El comisario de división me tendió un chicle de clorofila, que rechacé. Se puso a mascar de forma ruidosa, y estaba tan nervioso que el hueso cigomático le latía a toda prisa bajo la vena saltona -una autopista- de la sien derecha.

–Martine Prieur, treinta y cinco años, liquidada en su casa. Su marido, notario, murió a consecuencia de un tumor cerebral el año pasado. A ella le correspondió un buen pellizco del seguro de vida que le dejó. Vivía de rentas, muy tranquilamente en la calma campestre de su pueblo. A primera vista, una chica sin problemas.

–¿Una venganza, un robo con efracción que salió mal?

–Resulta evidente que el criminal siguió un ritual poco común, proceso que podría excluir la venganza. Ya me lo dirás tú.
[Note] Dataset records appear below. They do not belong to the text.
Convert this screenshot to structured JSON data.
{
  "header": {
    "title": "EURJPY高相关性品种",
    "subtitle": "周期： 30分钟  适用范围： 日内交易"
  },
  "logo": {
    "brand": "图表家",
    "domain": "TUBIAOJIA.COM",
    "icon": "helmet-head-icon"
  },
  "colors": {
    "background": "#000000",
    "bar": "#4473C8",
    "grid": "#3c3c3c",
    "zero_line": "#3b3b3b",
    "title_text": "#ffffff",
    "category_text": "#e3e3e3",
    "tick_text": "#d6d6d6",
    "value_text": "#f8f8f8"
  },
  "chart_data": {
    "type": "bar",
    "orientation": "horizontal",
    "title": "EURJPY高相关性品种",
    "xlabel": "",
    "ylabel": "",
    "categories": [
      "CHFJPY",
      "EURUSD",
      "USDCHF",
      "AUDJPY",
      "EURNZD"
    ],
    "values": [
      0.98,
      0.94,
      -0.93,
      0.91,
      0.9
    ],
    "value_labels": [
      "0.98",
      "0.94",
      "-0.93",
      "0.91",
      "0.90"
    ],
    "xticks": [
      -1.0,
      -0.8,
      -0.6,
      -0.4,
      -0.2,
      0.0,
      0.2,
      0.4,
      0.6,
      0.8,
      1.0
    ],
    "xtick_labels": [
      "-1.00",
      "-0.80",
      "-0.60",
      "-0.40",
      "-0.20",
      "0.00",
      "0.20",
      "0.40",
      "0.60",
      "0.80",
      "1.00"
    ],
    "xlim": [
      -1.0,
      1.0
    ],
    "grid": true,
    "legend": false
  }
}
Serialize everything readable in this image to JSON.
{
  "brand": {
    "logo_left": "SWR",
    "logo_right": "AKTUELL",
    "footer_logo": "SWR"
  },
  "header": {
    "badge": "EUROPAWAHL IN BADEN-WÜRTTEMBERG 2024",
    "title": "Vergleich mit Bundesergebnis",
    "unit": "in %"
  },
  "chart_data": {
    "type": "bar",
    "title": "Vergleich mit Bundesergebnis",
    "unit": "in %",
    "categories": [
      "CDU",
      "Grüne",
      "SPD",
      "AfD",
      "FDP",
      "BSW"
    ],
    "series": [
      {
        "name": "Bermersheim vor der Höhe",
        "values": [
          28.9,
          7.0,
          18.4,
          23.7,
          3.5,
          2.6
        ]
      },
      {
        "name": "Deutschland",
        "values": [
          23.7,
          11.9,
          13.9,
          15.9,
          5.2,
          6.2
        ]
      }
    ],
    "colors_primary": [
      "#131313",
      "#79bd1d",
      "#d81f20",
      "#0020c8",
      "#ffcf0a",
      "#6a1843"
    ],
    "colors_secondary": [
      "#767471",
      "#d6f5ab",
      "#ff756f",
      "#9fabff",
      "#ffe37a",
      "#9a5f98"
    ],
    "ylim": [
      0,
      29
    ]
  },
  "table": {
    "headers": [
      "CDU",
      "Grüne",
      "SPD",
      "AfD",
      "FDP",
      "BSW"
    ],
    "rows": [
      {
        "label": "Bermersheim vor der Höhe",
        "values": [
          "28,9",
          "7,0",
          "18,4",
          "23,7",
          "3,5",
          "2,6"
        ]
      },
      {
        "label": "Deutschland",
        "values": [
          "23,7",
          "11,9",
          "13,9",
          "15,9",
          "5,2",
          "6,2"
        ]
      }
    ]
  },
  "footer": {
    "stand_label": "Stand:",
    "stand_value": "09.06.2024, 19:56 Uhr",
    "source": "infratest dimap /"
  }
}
Vive… vivía en un lugar aislado, lo que puede complicar la investigación. – Escupió el chicle apenas masticado en un cenicero vacío, antes de doblarse otro entre los dientes-. En la Dirección Central de la Policía Judicial
[1]
van a poner toda la carne en el asador. ¡Con los atentados en Estados Unidos y Toulouse, con bandas como los Expedidores y otros energúmenos, nuestras estimadas cabezas pensantes no quieren que nuestro país se convierta en un puto terreno de juego para todo tipo de desequilibrados! Tenemos luz verde del procurador de la República. El juez que se encarga de la instrucción es Richard Kelly. Le conoces, no es todo amabilidad, pero no dudes en acudir a él para obtener los medios necesarios… -Lanzó un mapa sobre la mesa-. La cita es en Fourcheret, al noreste de París. Sibersky, Crombez y el comisario de la ciudad vecina te esperan allí. Encuéntramelo rápido.